C’est du boulot, mais on rigole

« La confection des fleurs, cela fait partie de la tradition, explique Mireille Blondinneau, co-présidente du quartier des Loges. Ici, tout est fait à la main, ce sont des roses “roulées”. Il faut une minute pour réaliser une rose, pour quelqu’un qui en a l’habitude, poursuit-t-elle. Il faut couper le papier crépon, le froncer dans un petit métier, enrouler la fronce sur elle-même, et la fixer avec un fil de fer. ». 
« Ensuite il faut aplatir  la queue, cela fait l’objet de nombreuses plaisanteries, ajoute en riant Nénette, une retraitée qui nous fait une démonstration.

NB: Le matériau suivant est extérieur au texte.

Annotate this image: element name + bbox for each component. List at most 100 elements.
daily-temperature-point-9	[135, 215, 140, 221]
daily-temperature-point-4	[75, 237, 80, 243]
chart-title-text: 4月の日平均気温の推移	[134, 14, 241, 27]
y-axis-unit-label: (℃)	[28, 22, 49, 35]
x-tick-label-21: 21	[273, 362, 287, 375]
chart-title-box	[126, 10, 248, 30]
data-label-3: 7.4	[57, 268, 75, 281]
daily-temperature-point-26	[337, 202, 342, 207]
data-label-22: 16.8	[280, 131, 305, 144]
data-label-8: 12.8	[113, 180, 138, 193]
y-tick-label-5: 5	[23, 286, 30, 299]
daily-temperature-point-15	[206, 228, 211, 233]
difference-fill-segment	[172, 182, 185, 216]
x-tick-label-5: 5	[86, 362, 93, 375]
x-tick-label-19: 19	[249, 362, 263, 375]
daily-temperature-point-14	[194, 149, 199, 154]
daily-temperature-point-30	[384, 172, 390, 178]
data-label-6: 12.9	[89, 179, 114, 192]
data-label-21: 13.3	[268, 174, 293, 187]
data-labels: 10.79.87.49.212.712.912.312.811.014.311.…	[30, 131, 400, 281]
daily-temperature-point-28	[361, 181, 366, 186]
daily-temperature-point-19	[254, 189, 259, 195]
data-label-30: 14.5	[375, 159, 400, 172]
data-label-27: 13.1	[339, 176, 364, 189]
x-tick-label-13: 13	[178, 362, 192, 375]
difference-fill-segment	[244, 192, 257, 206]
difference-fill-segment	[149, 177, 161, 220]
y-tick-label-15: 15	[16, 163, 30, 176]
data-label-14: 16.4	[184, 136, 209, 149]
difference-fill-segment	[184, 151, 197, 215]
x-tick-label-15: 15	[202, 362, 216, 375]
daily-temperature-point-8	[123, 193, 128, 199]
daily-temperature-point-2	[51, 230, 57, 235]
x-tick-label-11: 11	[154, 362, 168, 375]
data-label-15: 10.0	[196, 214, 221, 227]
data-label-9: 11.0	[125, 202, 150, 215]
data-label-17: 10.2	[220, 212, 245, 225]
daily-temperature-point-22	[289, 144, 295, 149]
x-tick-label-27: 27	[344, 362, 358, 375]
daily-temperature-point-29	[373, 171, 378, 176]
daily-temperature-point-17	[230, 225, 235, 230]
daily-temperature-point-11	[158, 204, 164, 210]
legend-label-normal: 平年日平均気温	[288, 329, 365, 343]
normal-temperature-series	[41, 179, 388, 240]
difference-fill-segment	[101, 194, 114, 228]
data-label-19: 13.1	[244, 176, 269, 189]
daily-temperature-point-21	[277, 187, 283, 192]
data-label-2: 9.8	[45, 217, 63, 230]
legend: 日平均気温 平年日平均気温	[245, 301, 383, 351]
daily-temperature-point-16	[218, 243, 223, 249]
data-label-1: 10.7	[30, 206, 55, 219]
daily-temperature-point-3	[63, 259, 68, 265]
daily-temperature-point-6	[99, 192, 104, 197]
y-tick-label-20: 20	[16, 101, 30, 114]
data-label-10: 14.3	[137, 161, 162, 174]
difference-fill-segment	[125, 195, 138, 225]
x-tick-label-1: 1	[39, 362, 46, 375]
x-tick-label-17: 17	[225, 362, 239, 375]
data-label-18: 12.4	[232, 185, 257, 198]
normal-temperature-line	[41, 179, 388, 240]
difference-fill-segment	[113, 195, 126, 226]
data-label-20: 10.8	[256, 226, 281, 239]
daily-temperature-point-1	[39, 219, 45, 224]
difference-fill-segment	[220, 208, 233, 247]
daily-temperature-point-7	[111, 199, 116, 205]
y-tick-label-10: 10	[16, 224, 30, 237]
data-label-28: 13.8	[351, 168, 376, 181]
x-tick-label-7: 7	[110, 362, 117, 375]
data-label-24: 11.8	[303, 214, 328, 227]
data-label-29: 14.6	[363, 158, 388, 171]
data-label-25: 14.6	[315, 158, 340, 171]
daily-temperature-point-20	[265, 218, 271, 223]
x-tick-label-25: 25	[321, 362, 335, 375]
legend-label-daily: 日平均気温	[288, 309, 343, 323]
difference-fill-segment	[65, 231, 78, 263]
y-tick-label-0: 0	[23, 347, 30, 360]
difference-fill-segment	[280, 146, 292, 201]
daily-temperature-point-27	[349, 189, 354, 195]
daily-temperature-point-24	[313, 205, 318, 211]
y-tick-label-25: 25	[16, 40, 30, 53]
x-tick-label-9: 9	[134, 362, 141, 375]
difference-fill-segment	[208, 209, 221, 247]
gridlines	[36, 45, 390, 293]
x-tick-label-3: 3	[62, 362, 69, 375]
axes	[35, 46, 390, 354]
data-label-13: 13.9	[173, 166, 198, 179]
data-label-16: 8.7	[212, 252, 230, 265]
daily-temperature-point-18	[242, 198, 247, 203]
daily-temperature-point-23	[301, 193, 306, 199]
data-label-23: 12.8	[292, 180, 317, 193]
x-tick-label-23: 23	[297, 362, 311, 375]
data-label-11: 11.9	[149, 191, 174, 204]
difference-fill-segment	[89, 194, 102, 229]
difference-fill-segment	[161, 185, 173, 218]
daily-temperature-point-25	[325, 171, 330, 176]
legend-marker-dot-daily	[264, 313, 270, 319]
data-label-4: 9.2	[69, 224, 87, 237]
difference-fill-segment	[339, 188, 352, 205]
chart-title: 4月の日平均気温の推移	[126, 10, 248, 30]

Il y a des queues fines, des queues plates. » . « Des grosses queues, ajoute un compagnon hilare qui a posé son marteau, des dures, des molles, » poursuit-il, encouragé par le fou rire qui s’est emparé de l’assemblée. « C’est sûr, il faut aimer rigoler, quand on fait partie de la clique, conclut Mireille, c’est pour cela que les gens ont plaisir à se retrouver deux fois par semaines, et que la tradition perdure depuis plus d’un siècle, c’est la convivialité qui fait tout. »

« Après la cavalcade, c’est la séparation, et là, c’est douloureux. Les plus chanceux vendent leur char, mais sinon, tout part à la déchèterie, c’est un crève-cœur, précise Mireille, personnellement je m’arrange pour ne pas être là. » conclut-elle.